Neighbors fear BU’s Infectious Disease Lab is ‘Gambling with our Safety

Researchers at a controversial Boston University lab are experimenting with Ebola in the heart of the city and neighbors are sounding the alarm about the threat of a potentially life-threatening slip up.

The first project in Boston University’s National Emerging Infectious Diseases Laboratories will examine how the Ebola virus damages cells in the liver and why it triggers such a powerful inflammatory response, according to NEIDL microbiologist Elke Muhlberger.

Researchers are also experimenting with the Marburg virus, which, like Ebola, can cause convulsions and bleeding of mucous membranes, skin and organs, according to the Centers for Disease Control and Prevention.

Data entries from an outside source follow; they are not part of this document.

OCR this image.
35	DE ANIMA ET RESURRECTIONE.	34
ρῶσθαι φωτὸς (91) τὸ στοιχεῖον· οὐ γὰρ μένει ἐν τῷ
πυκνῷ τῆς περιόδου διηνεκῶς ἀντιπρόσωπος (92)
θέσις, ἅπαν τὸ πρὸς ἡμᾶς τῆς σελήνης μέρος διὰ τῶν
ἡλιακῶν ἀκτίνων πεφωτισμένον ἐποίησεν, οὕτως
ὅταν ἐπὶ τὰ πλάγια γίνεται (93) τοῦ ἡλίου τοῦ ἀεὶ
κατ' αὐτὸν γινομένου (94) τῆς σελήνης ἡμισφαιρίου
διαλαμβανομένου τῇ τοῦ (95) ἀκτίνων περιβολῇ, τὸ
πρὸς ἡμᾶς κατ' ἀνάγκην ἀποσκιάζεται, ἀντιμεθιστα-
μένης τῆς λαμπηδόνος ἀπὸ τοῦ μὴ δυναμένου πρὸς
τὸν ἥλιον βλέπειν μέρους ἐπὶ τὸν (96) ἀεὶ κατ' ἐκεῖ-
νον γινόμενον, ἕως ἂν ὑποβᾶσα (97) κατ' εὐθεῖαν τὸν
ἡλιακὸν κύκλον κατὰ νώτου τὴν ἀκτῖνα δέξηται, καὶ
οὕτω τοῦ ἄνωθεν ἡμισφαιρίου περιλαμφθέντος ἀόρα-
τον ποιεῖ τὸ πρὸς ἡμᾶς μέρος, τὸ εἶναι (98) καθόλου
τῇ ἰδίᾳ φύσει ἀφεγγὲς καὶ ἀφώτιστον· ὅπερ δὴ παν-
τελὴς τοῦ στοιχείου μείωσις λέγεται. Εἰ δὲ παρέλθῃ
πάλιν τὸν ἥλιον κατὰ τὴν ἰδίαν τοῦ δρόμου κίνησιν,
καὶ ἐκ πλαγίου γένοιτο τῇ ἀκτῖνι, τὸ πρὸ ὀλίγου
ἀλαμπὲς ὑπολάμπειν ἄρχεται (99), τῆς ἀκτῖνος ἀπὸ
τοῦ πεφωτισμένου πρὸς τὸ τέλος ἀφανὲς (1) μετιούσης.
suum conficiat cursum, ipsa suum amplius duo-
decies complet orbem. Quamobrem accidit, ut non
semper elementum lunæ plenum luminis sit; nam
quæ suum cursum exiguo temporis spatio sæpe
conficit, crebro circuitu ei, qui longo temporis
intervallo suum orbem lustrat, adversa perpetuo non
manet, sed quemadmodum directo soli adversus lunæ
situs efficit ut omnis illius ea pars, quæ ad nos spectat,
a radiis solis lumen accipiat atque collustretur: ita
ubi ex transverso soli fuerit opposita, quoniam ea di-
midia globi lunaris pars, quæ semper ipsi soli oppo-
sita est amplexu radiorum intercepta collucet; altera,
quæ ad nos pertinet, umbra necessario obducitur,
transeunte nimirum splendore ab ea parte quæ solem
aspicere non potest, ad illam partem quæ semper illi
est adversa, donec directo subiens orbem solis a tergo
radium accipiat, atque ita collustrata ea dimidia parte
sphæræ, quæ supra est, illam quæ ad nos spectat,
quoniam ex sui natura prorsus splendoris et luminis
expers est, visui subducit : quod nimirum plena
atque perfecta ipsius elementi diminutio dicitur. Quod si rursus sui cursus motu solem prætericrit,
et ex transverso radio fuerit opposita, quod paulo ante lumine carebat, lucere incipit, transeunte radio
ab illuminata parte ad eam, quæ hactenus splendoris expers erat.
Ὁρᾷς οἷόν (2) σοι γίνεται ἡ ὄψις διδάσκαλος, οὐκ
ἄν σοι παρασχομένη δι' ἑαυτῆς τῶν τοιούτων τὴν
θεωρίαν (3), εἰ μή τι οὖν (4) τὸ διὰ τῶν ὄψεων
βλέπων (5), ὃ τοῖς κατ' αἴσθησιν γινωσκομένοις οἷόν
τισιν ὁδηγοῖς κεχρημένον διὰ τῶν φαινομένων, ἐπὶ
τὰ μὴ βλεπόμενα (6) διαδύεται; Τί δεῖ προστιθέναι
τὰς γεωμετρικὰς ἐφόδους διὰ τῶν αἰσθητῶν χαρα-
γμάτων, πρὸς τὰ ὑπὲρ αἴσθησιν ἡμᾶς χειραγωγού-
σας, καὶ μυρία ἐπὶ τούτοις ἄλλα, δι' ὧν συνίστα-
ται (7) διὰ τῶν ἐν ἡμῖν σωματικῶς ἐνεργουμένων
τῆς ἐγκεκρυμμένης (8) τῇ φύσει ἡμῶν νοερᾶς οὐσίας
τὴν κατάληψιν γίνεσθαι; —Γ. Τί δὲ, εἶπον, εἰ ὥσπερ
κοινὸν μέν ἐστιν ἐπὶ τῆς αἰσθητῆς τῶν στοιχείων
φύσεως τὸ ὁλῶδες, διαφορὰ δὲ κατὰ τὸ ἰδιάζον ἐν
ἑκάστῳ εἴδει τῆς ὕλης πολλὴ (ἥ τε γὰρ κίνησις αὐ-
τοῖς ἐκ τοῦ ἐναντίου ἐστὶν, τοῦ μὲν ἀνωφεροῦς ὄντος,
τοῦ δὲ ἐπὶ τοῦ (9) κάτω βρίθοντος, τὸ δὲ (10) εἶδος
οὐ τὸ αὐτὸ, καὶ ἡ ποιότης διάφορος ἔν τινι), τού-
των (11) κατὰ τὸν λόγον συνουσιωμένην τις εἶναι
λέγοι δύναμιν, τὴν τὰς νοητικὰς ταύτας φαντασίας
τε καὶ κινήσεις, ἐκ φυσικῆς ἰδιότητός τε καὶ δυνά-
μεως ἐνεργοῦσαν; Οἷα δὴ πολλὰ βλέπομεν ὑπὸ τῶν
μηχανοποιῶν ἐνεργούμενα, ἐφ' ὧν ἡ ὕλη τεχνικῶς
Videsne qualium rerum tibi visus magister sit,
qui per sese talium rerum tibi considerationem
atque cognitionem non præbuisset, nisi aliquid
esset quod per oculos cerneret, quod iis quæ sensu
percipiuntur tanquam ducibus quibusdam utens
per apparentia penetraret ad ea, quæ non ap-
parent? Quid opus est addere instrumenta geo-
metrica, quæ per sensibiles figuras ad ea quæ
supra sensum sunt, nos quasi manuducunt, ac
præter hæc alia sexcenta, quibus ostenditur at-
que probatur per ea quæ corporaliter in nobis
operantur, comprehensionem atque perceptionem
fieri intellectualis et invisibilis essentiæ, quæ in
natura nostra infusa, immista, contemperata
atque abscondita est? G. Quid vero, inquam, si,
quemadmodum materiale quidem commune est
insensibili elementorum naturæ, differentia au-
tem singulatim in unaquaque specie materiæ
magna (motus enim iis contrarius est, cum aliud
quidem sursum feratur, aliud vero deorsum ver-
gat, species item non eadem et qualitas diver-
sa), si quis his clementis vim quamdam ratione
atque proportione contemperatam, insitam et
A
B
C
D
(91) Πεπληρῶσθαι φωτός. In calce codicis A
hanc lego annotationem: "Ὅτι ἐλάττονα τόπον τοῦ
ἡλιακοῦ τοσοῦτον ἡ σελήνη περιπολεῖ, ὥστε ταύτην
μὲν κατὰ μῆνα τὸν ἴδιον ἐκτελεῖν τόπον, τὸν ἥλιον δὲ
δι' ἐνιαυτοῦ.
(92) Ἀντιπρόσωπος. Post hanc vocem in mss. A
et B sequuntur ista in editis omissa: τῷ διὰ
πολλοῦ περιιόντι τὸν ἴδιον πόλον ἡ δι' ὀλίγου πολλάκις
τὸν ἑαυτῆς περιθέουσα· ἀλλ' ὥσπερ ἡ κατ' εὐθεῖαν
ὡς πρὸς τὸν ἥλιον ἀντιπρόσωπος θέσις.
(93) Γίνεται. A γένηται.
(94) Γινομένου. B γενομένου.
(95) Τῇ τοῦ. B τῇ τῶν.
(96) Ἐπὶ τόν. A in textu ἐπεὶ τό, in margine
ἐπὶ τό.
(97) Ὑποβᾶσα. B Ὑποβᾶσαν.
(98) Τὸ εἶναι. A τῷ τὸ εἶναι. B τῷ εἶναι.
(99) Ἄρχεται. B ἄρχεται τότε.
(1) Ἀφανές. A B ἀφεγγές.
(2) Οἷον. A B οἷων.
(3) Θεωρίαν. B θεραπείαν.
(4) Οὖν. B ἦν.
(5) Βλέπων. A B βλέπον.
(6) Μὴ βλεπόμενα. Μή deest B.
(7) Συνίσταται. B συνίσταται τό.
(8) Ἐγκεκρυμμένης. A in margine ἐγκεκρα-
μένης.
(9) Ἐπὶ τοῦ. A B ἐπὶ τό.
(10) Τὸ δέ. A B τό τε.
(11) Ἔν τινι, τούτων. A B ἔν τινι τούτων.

“These people are gambling with our safety and we don’t have a say,” said James Allen Fox, president of the Union Park neighborhood association and a criminologist at Northeastern University. Fox, 66, lives just a few blocks away from the lab and said he toured the facility on Albany Street in the South End.

“The design is quite elaborate but there’s always individuals who may — whether it’s because of carelessness or various reasons — compromise safety,” Fox said.

Longtime neighborhood activist Mel King said, “We’ve been opposed to the development of that lab from the beginning. Having that hazardous place in the middle of the city is a huge mistake.”

King, 89, lives a short walk away and said his neighbors, many of them elderly, share his concerns and opposition to the lab.